At prediction time, all neurons are used, and outputs are scaled by 0.5.

This technique reduces complex co-adaptations of neurons and improves generalization.

Optimization

Optimization is performed with Stochastic Gradient Descent (SGD):

\[ v_{i+1} = \mu v_i - \eta \left( \nabla_\theta J(\theta_i)_{D_i} + \lambda \theta_i \right) \]

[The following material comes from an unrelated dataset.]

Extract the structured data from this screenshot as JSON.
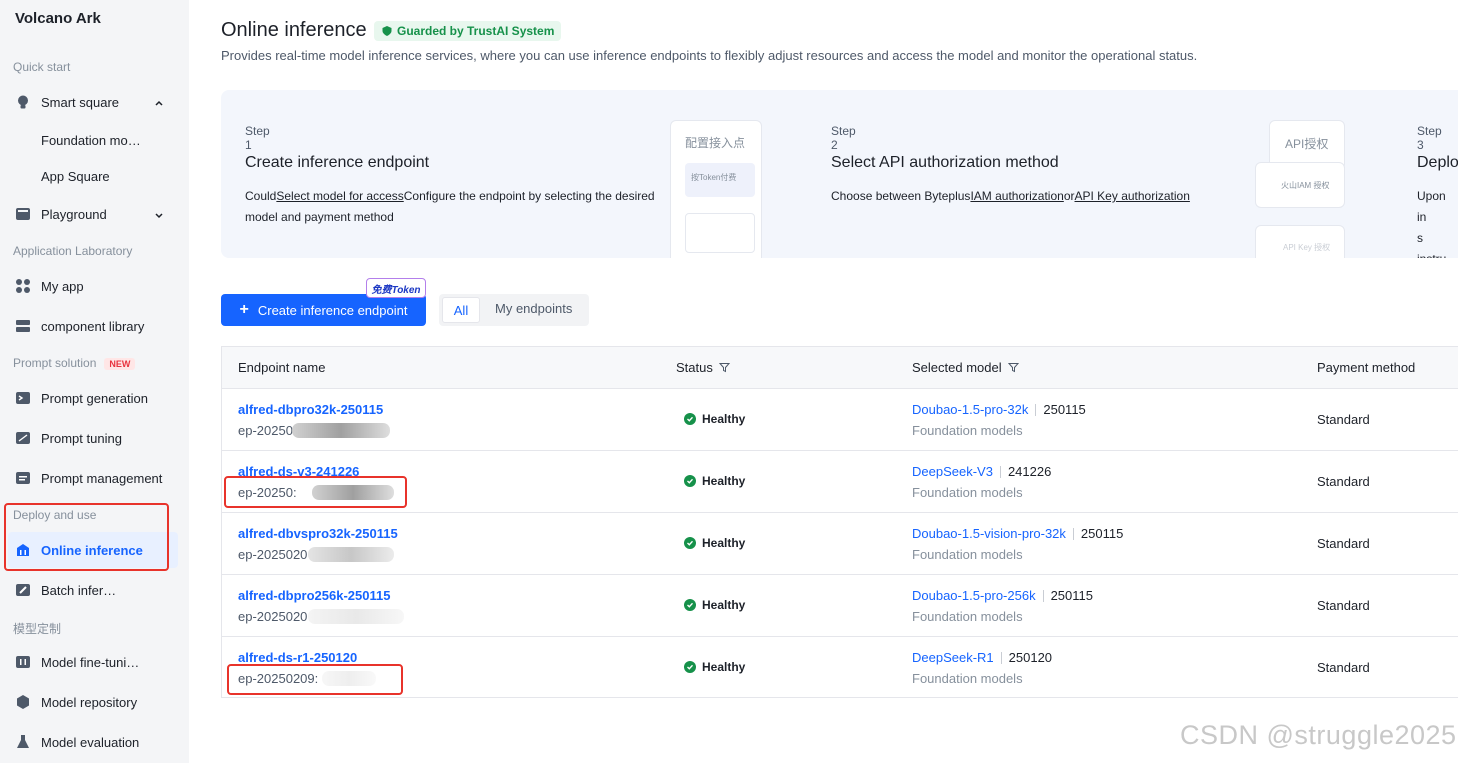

\[ \theta_{i+1} = \theta_i + v_{i+1}, \] where \(\theta\) is the model parameters, \(v\) is the velocity, \(\eta\) is the learning rate, \(\mu = 0.9\) is the momentum, \(\lambda = 0.0005\) is the weight decay, and \(\nabla_\theta J(\theta)_{D_i}\) is the gradient of the loss with respect to parameters average over the batch \(D_i\).

Training details

\(\theta\) initialized from \(\mathcal{N}(0, 0.01)\)
Biases in ReLU layers set to 1 to ensure gradient flow
\(\eta\) starts at 0.01, divided by 10 when validation error plateaus
Total of 3 \(\eta\) reductions; training stops after ~90 epochs (~5–6 days on 2 GPUs)

Results

AlexNet achieved breakthrough performance in ILSVRC 2012:

Model	Top-1 Error	Top-5 Error
Single CNN	40.7%	18.2%
Ensemble of 5 CNNs	38.1%	16.4%
Pretrained single CNN	39.0%	16.6%
Pretrained ensemble	36.7%	15.4%

Additional observations

Early layers learn color-agnostic (GPU1) and color-specific (GPU2) features.
Top-5 predictions tend to be semantically close.
Euclidean distances in fully connected layer representations reflect visual similarity.

Takeaways

Depth matters: removing layers degrades performance.
ReLU drastically improved training speed.
Multi-GPU training enabled large model capacity.
Aggressive data augmentation and dropout improved generalization.
Large-scale end-to-end learning proved effective (again).

This work marked the turning point for deep learning in computer vision, laying the foundation for modern models like VGG, ResNet, and beyond.